Mais l’ancien avocat constitutionnel a perdu son auditoire lorsqu’il a demandé à chacun de sortir son téléphone portable pour envoyer un SMS à un numéro associé à son podcast, « Verdict ». Alors que les murmures se transformaient en grognements, il est apparu clairement qu’environ un tiers des 800 personnes présentes dans la salle étaient des juifs observant le Shabbat, les empêchant de fait d’envoyer des SMS.
Cruz n’a jamais vraiment rétabli le contact avec le public, qui comprenait des donateurs aux poches profondes cherchant à choisir un candidat. Son discours était donc un exemple de la trajectoire de la plupart des discours des intervenants à la conférence de la Coalition juive républicaine, où il fallait répondre à deux questions lancinantes : Ce candidat a-t-il ce qu’il faut pour battre Trump, dont l’obsession de contester les résultats de l’élection de 2020 a contribué à alimenter les pertes électorales de cette année ? Et Trump va-t-il inévitablement écraser celui qui le défie ?
L’ancien président était au centre de chaque présentation et des conversations dans les couloirs pendant les pauses. Sur la scène, certains l’ont nommé, d’autres non, mais – à l’exception de Trump lui-même lors d’une allocution vidéo diffusée depuis sa résidence en Floride – peu l’ont fait avec enthousiasme.
Chris Christie, l’ancien gouverneur du New Jersey qui a été le premier des adversaires de Trump aux primaires en 2016 à abandonner et à le soutenir, puis parmi les premiers à le désavouer pendant sa présidence, a répété la remontrance qu’il avait formulée il y a un an – passer outre Trump.
Dites son nom, a exhorté Christie à la foule. « Il est temps d’arrêter de chuchoter », a-t-il dit. « Il est temps d’arrêter de faire le signe de tête complice, le ‘on ne peut pas parler’. Il est temps d’arrêter d’avoir peur d’une seule personne. Il est temps de se lever pour défendre les principes et les croyances sur lesquels nous avons fondé ce parti, ce pays. » Il a été très applaudi.
Trump a été le premier candidat à annoncer sa candidature pour 2024, la semaine dernière, et le seul jusqu’à présent. Mais d’autres, parmi la demi-douzaine de candidats potentiels présents à Las Vegas, ont clairement annoncé leur candidature.
Nikki Haley, l’ancienne ambassadrice aux Nations unies qui est une star parmi les groupes pro-israéliens de droite pour ses succès aux Nations unies dans la marginalisation des Palestiniens, a pratiquement dit au groupe qu’elle était prête.
« Beaucoup de gens m’ont demandé si j’allais me présenter à la présidence », a déclaré Mme Haley. « Maintenant que les midterms sont terminés, je vais me pencher sérieusement sur la question et j’aurai bientôt davantage à dire. »
Les plus grandes acclamations ont été réservées à Ron DeSantis, le gouverneur de Floride qui a été un atout pour les républicains le 8 novembre, en se faisant réélire haut la main.
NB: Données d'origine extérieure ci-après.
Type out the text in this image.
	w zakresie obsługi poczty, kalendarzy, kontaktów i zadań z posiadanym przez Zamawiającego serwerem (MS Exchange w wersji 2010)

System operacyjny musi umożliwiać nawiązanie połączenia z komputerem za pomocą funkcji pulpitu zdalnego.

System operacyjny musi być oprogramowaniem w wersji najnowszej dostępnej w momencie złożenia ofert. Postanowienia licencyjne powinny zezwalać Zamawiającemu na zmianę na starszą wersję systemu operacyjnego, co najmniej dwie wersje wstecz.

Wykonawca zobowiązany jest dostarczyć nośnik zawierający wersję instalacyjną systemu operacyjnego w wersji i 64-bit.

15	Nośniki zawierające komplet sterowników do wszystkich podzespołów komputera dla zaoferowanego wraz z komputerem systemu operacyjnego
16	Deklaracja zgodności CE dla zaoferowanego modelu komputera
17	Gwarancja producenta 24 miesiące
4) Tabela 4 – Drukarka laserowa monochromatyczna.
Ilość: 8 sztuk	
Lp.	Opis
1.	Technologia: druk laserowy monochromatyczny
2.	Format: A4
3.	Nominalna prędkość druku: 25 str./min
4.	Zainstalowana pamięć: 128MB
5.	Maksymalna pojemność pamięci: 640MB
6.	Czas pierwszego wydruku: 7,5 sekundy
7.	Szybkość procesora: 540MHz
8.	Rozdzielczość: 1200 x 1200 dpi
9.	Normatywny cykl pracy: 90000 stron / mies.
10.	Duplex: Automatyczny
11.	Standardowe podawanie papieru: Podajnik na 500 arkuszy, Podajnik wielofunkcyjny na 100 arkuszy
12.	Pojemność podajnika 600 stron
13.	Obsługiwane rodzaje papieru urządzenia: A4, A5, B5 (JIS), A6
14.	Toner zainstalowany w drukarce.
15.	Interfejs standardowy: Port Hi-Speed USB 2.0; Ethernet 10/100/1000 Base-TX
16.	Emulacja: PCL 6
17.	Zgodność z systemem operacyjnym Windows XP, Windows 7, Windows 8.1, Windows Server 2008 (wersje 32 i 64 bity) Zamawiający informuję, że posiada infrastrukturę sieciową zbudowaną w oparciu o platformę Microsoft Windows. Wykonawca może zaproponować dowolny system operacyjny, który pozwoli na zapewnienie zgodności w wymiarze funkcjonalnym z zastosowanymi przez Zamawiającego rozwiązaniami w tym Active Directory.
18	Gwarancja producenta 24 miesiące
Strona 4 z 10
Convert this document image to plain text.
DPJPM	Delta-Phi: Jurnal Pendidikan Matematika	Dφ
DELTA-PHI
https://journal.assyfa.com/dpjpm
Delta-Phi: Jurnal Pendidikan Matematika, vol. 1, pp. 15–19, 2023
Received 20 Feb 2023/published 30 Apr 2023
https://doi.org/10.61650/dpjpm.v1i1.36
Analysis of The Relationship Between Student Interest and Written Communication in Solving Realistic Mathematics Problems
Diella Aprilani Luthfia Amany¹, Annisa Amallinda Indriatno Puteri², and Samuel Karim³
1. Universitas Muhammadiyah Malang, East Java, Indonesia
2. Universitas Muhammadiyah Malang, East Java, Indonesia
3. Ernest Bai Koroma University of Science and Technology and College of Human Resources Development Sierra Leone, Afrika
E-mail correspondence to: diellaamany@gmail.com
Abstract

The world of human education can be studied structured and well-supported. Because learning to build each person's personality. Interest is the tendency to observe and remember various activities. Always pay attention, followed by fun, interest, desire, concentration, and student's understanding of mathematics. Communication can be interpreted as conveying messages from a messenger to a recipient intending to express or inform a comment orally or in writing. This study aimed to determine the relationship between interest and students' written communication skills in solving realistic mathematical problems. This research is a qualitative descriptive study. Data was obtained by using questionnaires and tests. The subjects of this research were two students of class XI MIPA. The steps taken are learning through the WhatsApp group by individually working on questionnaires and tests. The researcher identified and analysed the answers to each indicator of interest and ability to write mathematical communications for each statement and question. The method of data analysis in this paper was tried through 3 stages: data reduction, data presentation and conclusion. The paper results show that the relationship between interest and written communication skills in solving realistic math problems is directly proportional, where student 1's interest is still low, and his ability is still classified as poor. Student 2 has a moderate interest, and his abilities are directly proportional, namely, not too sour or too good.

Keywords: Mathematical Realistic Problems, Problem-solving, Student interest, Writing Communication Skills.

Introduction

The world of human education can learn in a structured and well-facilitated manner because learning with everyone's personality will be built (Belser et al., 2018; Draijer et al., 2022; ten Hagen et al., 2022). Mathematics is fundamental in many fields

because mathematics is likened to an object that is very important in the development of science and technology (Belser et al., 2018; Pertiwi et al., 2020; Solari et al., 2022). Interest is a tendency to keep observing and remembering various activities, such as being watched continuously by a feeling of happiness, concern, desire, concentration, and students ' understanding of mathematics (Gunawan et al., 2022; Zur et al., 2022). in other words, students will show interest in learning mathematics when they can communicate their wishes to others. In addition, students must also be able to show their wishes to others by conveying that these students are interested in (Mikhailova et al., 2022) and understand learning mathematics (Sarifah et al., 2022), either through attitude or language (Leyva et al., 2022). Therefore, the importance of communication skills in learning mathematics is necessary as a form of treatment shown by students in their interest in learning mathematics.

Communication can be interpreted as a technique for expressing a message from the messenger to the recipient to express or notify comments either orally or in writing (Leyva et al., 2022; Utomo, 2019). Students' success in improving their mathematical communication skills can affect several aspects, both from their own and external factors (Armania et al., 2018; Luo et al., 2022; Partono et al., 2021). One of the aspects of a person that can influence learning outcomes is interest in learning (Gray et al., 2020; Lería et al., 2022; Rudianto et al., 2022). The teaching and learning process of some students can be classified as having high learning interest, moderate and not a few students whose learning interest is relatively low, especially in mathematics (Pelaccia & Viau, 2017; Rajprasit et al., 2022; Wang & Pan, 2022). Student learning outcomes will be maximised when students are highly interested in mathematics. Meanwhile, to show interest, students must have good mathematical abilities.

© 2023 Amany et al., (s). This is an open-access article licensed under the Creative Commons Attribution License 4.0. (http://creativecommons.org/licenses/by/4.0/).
DeSantis a énuméré ses bona fides pro-Israël (en boycottant les boycotteurs d’Israël) et ses guerres culturelles (en s’attaquant à Disney après que la société a protesté contre son projet de loi sur les « droits des parents dans l’éducation », connu par ses détracteurs sous le nom de « Don’t Say Gay »).
La foule a adoré. « L’État de Floride est l’endroit où le wokisme va mourir ! » a-t-il dit sous de longs applaudissements.
DeSantis n’a pas mentionné une seule fois Trump. L’ancien président l’a déjà pris pour cible, affirmant que le gouverneur de Floride devait son succès, quel qu’il soit, au soutien de Trump à sa candidature au poste de gouverneur en 2018, en le surnommant « Ron DeSanctimonious. »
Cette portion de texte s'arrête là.